Employees in companies exposed to competition were more likely to become disabled. This may be caused by higher work demands and lower tolerance for reduced individual productivity. Furthermore, recent downsizing increased disability rates, which is consistent with previous findings [11-13].
This study investigated whether working in a company offering preventive workplace measures targeting workers with poor health and/or reduced work ability reduced the individual probability of being declared 100% disabled. Future surveys may target the employees, rather than the company, to investigate whether eligible employees have actually been included in interventions aiming to prevent sickness absence and disability. In addition, future analyses may also investigate whether different interventions have different effects on disability risk in different industries and occupations.
This study investigated whether disability rates among employees aged 50-61 was reduced more in companies with interventions to facilitate work among employees with health problems or reduced work capacity than in companies without such interventions. It found that interventions to facilitate work among employees with health problems or reduced work capacity reduced disability rates among employees aged 50-61 years. This suggests that companies’ preventive measures delayed work exits among older workers. Thus, policymakers may want to consider means to facilitate the introduction of such interventions among companies where they are not present today. Our findings suggest that the use of such interventions may be a key to reducing disability rates among 50- to 61-year olds.
Key points
Workplace interventions to facilitate work among employees aged 50-61 with health problems or reduced work capacity reduced disability rates, thus such interventions are an efficient means to retain older workers.

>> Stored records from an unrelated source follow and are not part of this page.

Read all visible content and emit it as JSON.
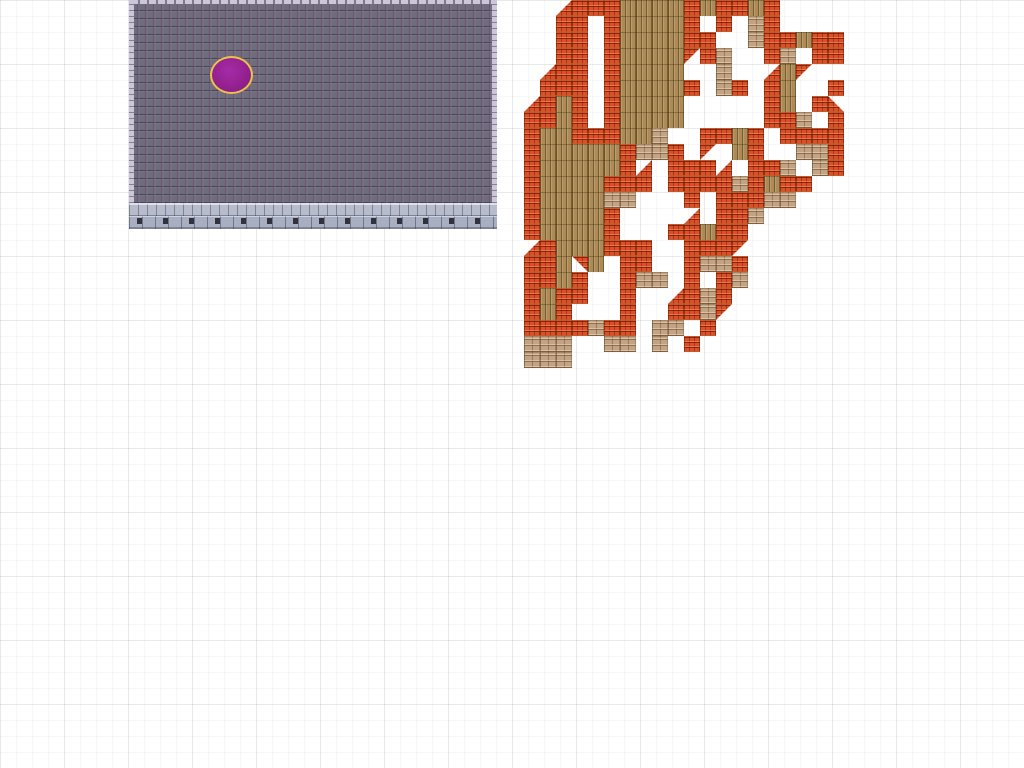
{
  "canvas": {
    "width": 1024,
    "height": 768,
    "background": "#ffffff",
    "grid": {
      "minor_size": 16,
      "major_size": 64,
      "minor_color": "rgba(0,0,0,0.032)",
      "major_color": "rgba(0,0,0,0.055)"
    }
  },
  "wall_chunk": {
    "x": 129,
    "y": 0,
    "width": 368,
    "height": 229,
    "cap_height": 4,
    "edge_width": 5,
    "base_top_y": 203,
    "base_split_y": 216
  },
  "ellipse_object": {
    "x": 210,
    "y": 56,
    "width": 43,
    "height": 38,
    "fill": "#94218f",
    "stroke": "#eec04c",
    "stroke_width": 2
  },
  "roof_chunk": {
    "x": 524,
    "y": 0,
    "tile_size": 16,
    "columns": 20,
    "legend": {
      ".": "empty",
      "b": "orange-brick-roof",
      "w": "wood-planks",
      "s": "tan-stone-bricks",
      "1": "brick-diagonal-cut-top-left",
      "2": "brick-diagonal-cut-top-right",
      "3": "brick-diagonal-cut-bottom-left",
      "4": "brick-diagonal-cut-bottom-right"
    },
    "rows": [
      "..1bbbwwwwbwbbwb....",
      "..bb.bwwwwb.b.sb....",
      "..bb.bwwwwbb..sbbwbb",
      "..bb.bwwww4bs..bs.bb",
      ".1bb.bwwww..s..1w4..",
      ".bbb.bwwwwb.sb.bw..b",
      "1bwb.bwwww.....bw.b2",
      "bbwb.bwwww.....bbs.b",
      "bwwbbbwws..bbwb.bbbb",
      "bwwwwwbssb.4.wb..ssb",
      "bwwwwwb1.bbb1.bbs.sb",
      "bwwwwbbb.bbbbsbwbb..",
      "bwwwwss...b.bbbss...",
      "bwwwwb....1.bbs.....",
      "bwwwwb...bbwbb......",
      "1bwwwbbb..bbb4......",
      "bbw3w.bb..bssb......",
      "bbwb..bss.b.bs......",
      "bwbb..b..1bsb.......",
      "bwb...b..bbs4.......",
      "bbbbsbb.ss.b........",
      "sss..ss.s.b.........",
      "sss................."
    ]
  },
  "palette": {
    "brick_base": "#dd4f26",
    "brick_dark": "#8e2608",
    "brick_light": "#f59a66",
    "wood_base": "#ad8b57",
    "wood_dark": "#6e532f",
    "stone_base": "#c4a383",
    "stone_dark": "#8a6c50",
    "wall_base": "#6f6c7d",
    "wall_dark": "#3f3b4c",
    "wall_edge": "#cdc6da",
    "wall_stone_light": "#b6bccc",
    "wall_stone_mid": "#a9afc2",
    "wall_hole": "#32323e"
  }
}
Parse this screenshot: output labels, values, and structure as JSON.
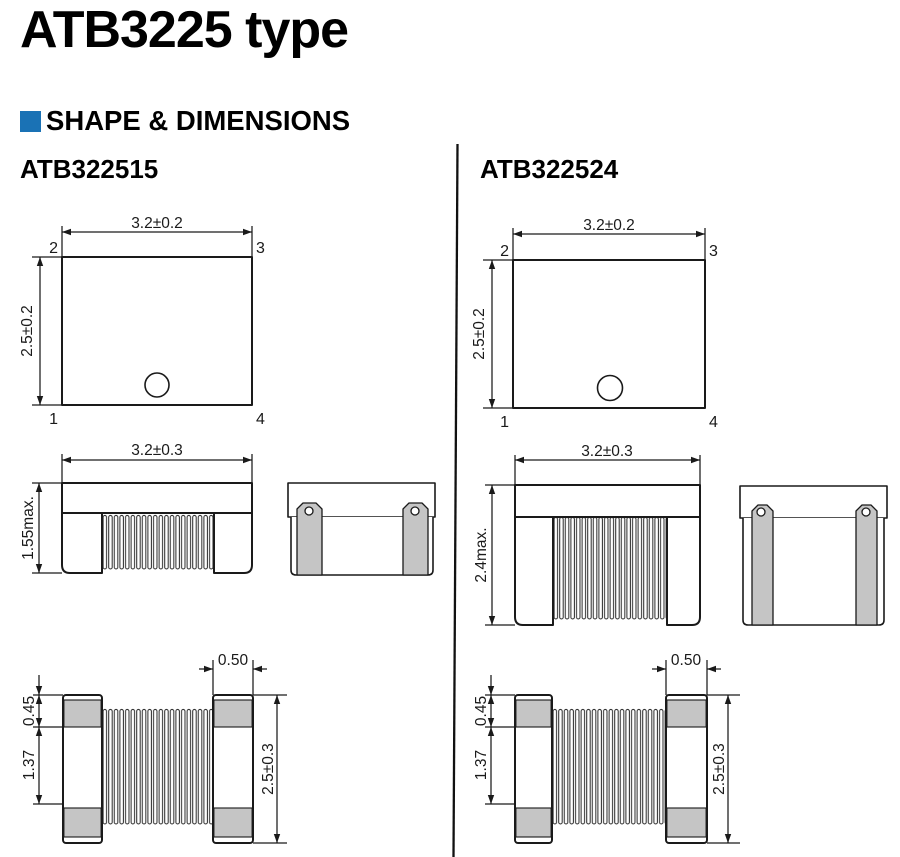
{
  "page": {
    "title": "ATB3225 type",
    "section": "SHAPE & DIMENSIONS",
    "colors": {
      "accent": "#1a72b5",
      "line": "#1a1a1a",
      "terminal_gray": "#c5c5c5"
    }
  },
  "columns": {
    "left": {
      "part_number": "ATB322515",
      "top_view": {
        "width": "3.2±0.2",
        "height": "2.5±0.2",
        "pin_top_left": "2",
        "pin_top_right": "3",
        "pin_bottom_left": "1",
        "pin_bottom_right": "4"
      },
      "side_view": {
        "width": "3.2±0.3",
        "height": "1.55max."
      },
      "bottom_view": {
        "terminal_width": "0.50",
        "terminal_band": "0.45",
        "inner_length": "1.37",
        "height": "2.5±0.3"
      }
    },
    "right": {
      "part_number": "ATB322524",
      "top_view": {
        "width": "3.2±0.2",
        "height": "2.5±0.2",
        "pin_top_left": "2",
        "pin_top_right": "3",
        "pin_bottom_left": "1",
        "pin_bottom_right": "4"
      },
      "side_view": {
        "width": "3.2±0.3",
        "height": "2.4max."
      },
      "bottom_view": {
        "terminal_width": "0.50",
        "terminal_band": "0.45",
        "inner_length": "1.37",
        "height": "2.5±0.3"
      }
    }
  }
}
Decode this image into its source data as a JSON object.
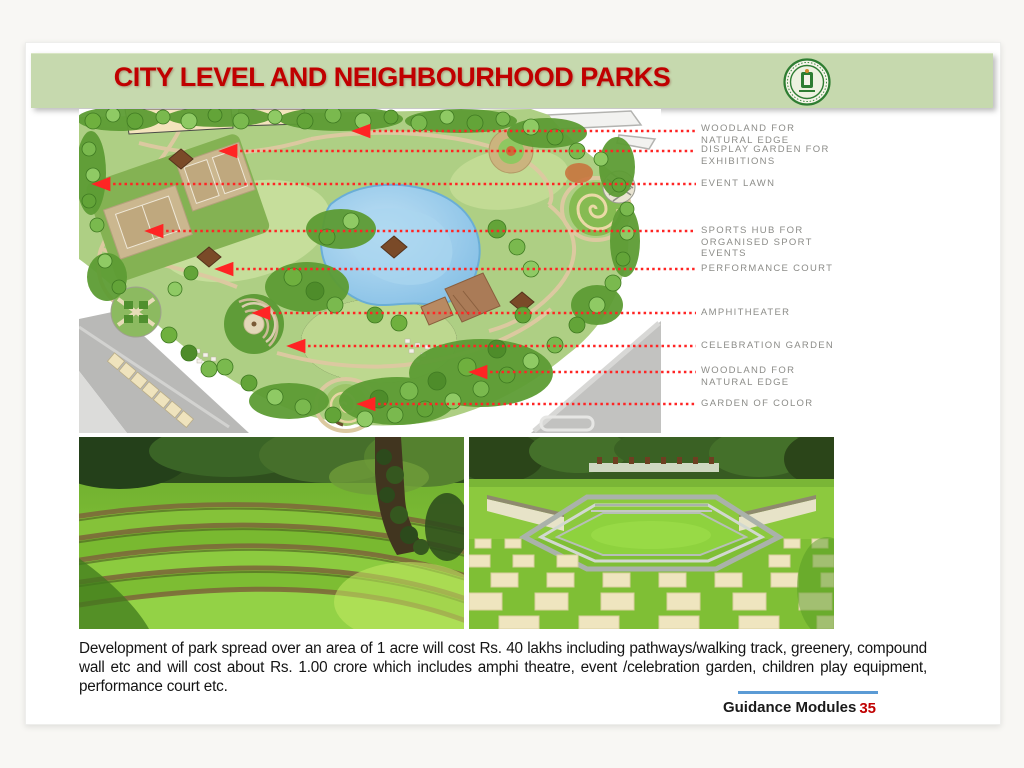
{
  "header": {
    "title": "CITY LEVEL AND NEIGHBOURHOOD PARKS",
    "logo_name": "government-seal"
  },
  "plan_labels": [
    {
      "text": "WOODLAND FOR\nNATURAL EDGE"
    },
    {
      "text": "DISPLAY GARDEN FOR\nEXHIBITIONS"
    },
    {
      "text": "EVENT LAWN"
    },
    {
      "text": "SPORTS HUB FOR\nORGANISED SPORT\nEVENTS"
    },
    {
      "text": "PERFORMANCE COURT"
    },
    {
      "text": "AMPHITHEATER"
    },
    {
      "text": "CELEBRATION GARDEN"
    },
    {
      "text": "WOODLAND FOR\nNATURAL EDGE"
    },
    {
      "text": "GARDEN OF COLOR"
    }
  ],
  "body_text": "Development of park spread over an area of 1 acre will cost Rs. 40 lakhs including pathways/walking track, greenery, compound wall etc and will cost about Rs. 1.00 crore which includes amphi theatre, event /celebration garden, children play equipment, performance court etc.",
  "footer": {
    "label": "Guidance Modules",
    "page_number": "35"
  },
  "colors": {
    "banner_green": "#c6d9ae",
    "title_red": "#c00000",
    "leader_red": "#ff2424",
    "label_gray": "#8c8c88",
    "accent_blue": "#5b9bd5"
  }
}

The significance of interventions was not altered by adjusting for individual and company characteristics associated with increased disability risk.
Future studies on interventions to facilitate work should investigate whether all eligible individuals are included in relevant interventions and whether different types of interventions have different effects on disability rates.
Funding
The project was funded by FARVE – Forsøksmidler arbeid og velferd (The Norwegian Labour and Welfare Administration).
Conflicts of interest
None declared.
Acknowledgement
The authors would like to thank the anonymous referees for their comments and suggestions.